El 18 de marzo de 2015, casi veinte años después de haberse cometido los crímenes, el Gobierno de Serbia ordenó la detención de ocho ciudadanos suyos por haber participado en la matanza de Srebrenica el 11 de julio de 1995. Estos ocho ex-miembros de la temida Policía especial serbobosnia estaban acusados de haber participado directamente en la ejecución sumaria de unos mil varones bosnios musulmanes, de los ocho mil que murieron durante los tres días de exterminio ordenados por el general serbio Ratko Mladic.
Ratko Mladic y Radovan Karadzic ya habían sido detenidos unos años antes, por orden del Tribunal Internacional de La Haya y en cumplimiento de leyes internacionales. Pero estas detenciones de 2015 eran por iniciativa del gobierno serbio, y una muestra de su decisión de perseguir de oficio los crímenes cometidos en su nombre, lo cual es bastante diferente, pues mejor es la justicia buscada que la impuesta. Reconocer los crímenes cometidos por el bando propio en una guerra, o en cualquier conflicto en el pasado, muestra que hay voluntad de mejora y de enmienda en una sociedad. Así se protege la reconciliación, purificándola de los intentos de capitalizar el dolor del pasado a favor de los propios intereses del presente.
Algo similar sucedió en Alemania cuando, también veinte años después de los juicios de Nuremberg, se iniciaron los procesos contra sus propios criminales y se avanzó tanto en ese camino sanador que acompaña a la verbalización de las verdades y la condena de los errores. Asumir la realidad de los hechos cometidos por los propios es un compromiso indeclinable para impedir que aquello se repita.
Quizá, si nos fijamos en nuestro entorno más próximo, nos encontramos con que no es demasiado frecuente esa actitud de autocrítica y objetividad al hablar de los errores de nuestra historia reciente o menos reciente. Quizá nos cuesta bastante reconocer y condenar las culpas cometidas por quienes están en el lado que a cada uno resulta más próximo, y quizá por eso la reconciliación siempre está tan expuesta a la manipulación y la desmemoria. La mirada limpia hacia el pasado intenta buscar esa verdad, venga de donde venga, vaya a favor de nuestras simpatías o intereses, o vaya frontalmente en contra. Solo esa neutralidad, esa apuesta por los resultados de un análisis desapasionado y libre de prejuicios nos alejará de esa patética agitación del victimismo con que algunos parecen estar siempre buscando motivos para la revancha.

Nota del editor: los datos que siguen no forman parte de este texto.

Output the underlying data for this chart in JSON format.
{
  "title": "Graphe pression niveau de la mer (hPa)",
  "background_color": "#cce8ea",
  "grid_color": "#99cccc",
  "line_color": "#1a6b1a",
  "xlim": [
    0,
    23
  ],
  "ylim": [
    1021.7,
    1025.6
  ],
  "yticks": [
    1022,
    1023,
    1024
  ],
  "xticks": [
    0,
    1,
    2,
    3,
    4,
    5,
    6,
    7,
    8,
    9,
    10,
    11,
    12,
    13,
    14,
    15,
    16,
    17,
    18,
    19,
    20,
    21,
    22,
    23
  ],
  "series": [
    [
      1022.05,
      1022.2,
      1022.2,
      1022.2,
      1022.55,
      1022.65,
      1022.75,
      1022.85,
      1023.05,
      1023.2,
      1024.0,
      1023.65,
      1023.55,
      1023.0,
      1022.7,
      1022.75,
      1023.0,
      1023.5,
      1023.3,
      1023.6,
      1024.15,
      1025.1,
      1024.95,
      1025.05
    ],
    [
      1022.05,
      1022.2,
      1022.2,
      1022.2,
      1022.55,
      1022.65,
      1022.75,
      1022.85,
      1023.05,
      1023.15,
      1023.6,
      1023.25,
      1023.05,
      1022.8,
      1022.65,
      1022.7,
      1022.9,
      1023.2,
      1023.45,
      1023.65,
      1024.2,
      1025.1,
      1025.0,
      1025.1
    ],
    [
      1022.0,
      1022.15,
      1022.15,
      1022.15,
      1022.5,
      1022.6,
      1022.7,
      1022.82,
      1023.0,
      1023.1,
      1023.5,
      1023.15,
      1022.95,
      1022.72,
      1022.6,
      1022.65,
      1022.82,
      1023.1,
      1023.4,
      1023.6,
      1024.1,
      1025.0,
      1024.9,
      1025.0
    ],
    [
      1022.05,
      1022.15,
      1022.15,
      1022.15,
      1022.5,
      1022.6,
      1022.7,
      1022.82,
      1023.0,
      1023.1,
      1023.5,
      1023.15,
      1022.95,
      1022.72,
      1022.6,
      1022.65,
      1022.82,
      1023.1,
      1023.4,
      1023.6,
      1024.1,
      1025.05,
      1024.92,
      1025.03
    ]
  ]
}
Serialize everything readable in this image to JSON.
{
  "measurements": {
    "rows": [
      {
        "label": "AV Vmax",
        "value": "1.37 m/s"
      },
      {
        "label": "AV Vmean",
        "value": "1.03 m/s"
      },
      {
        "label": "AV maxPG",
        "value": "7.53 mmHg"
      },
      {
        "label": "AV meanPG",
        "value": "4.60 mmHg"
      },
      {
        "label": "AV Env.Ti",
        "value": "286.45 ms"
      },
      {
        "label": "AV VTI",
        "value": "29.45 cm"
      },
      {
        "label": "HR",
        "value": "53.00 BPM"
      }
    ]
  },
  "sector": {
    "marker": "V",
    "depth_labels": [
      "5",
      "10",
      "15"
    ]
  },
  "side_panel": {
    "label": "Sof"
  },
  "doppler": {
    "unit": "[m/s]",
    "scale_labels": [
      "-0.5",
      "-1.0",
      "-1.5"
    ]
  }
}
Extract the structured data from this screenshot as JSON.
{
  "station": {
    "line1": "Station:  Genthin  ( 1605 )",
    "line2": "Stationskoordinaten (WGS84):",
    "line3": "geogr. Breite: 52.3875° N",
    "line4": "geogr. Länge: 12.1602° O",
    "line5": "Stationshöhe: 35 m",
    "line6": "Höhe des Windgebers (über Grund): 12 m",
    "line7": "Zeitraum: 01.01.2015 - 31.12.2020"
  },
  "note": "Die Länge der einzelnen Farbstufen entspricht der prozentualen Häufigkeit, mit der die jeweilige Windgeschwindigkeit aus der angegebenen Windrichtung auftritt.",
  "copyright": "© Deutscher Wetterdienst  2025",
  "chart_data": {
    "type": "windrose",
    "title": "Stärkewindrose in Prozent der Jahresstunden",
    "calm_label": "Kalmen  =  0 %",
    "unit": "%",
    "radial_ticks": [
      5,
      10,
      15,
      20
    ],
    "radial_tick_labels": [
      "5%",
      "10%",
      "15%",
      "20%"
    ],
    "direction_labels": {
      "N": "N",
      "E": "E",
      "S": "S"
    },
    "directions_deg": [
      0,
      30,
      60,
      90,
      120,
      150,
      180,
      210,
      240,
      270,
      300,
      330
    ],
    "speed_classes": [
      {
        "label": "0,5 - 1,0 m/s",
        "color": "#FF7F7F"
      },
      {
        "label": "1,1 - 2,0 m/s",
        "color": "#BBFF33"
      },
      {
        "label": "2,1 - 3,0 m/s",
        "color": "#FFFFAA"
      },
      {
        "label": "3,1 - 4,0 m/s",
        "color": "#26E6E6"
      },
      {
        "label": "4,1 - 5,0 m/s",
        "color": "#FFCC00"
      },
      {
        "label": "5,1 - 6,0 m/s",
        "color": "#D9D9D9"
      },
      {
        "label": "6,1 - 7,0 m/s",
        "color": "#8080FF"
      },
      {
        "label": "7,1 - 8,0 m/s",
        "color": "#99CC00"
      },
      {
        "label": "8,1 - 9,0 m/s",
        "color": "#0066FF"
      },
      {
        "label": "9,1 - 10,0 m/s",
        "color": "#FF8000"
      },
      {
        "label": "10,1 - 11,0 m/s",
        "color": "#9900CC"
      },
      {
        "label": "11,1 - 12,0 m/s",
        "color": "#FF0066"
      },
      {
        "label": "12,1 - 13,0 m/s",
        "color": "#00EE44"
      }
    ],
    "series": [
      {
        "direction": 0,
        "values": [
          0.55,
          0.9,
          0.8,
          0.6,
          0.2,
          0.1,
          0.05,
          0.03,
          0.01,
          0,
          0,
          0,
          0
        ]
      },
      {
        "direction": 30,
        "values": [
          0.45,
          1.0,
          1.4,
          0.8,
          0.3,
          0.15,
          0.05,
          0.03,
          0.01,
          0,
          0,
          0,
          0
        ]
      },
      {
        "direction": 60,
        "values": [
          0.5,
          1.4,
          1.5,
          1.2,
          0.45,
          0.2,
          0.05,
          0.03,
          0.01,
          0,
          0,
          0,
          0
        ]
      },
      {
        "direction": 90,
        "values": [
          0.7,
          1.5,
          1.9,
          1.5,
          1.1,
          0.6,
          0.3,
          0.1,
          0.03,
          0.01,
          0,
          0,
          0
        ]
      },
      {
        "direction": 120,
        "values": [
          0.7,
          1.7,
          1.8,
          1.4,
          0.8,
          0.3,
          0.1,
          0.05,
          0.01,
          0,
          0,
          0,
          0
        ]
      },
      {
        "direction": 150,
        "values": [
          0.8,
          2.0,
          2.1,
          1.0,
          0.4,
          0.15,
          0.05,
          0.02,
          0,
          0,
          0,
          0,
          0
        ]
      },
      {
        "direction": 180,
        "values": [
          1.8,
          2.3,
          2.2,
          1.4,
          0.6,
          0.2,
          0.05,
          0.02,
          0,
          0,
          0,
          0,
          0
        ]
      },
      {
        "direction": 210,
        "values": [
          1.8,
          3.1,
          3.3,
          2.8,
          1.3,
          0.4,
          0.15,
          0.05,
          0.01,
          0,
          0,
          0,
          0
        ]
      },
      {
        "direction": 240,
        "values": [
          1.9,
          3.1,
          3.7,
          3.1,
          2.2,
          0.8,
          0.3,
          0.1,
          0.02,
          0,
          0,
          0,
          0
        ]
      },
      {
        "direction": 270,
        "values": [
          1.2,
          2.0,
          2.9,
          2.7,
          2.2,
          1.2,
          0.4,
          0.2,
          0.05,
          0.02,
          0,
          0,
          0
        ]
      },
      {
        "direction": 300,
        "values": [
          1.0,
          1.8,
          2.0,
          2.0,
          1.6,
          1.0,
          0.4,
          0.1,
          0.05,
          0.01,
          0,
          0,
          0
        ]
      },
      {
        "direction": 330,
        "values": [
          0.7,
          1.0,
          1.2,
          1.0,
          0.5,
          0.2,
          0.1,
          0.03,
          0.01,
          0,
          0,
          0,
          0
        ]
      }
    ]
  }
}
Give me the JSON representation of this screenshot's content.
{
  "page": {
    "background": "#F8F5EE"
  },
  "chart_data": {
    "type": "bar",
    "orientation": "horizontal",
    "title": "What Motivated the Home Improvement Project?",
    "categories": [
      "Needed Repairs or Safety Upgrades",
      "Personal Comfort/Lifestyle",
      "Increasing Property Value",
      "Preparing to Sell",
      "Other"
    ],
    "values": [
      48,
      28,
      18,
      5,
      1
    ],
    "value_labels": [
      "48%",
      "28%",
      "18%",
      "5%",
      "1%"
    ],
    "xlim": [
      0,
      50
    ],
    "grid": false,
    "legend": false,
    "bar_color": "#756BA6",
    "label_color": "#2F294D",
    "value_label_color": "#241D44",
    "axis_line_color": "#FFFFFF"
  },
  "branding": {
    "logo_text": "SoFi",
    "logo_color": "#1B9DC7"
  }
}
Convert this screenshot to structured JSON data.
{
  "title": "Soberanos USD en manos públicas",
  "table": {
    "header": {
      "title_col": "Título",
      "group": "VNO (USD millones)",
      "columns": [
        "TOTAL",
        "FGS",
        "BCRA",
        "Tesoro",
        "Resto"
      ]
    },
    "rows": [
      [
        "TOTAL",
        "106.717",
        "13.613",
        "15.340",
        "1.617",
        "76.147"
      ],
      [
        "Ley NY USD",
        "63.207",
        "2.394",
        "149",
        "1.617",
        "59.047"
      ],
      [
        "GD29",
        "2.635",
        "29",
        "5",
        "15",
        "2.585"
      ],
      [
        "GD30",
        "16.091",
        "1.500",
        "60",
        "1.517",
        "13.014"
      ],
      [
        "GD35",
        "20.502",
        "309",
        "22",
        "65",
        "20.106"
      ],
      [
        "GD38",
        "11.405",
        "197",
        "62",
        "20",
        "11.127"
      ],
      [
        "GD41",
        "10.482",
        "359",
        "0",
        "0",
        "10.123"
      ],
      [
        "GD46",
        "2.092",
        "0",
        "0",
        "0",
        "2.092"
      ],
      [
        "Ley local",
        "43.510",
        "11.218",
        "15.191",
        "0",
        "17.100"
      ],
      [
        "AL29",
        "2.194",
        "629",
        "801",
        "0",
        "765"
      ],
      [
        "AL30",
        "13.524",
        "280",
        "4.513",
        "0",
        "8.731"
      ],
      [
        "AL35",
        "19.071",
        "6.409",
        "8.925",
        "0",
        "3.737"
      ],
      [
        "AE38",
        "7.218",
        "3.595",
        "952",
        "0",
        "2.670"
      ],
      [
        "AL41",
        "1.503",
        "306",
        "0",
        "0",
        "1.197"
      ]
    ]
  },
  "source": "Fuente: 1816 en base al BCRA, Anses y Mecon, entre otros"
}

No se trata de hacer autocrítica patológica, como esos que parecen empeñados en escarbar en lo menos presentable de su historia, que en el fondo no sienten suya. Ni me refiero tampoco a hacer el juego a los que se dedican a imponer autoinculpaciones a los demás. Ni a los que exigen abominar del propio pasado y de las propias raíces como prueba única y obligada de honestidad. No se trata de dar gusto a los exigidores de autocrítica forzada, sino de volver cada uno la mirada atrás con valentía, con la máxima objetividad, con el deseo limpio de reconocer la verdad, la que nos gusta y la que no, la que confirma nuestras hipótesis y la que las cuestiona, la verdad que tranquiliza y la que inquieta. La verdad, de donde venga, asumida con toda libertad.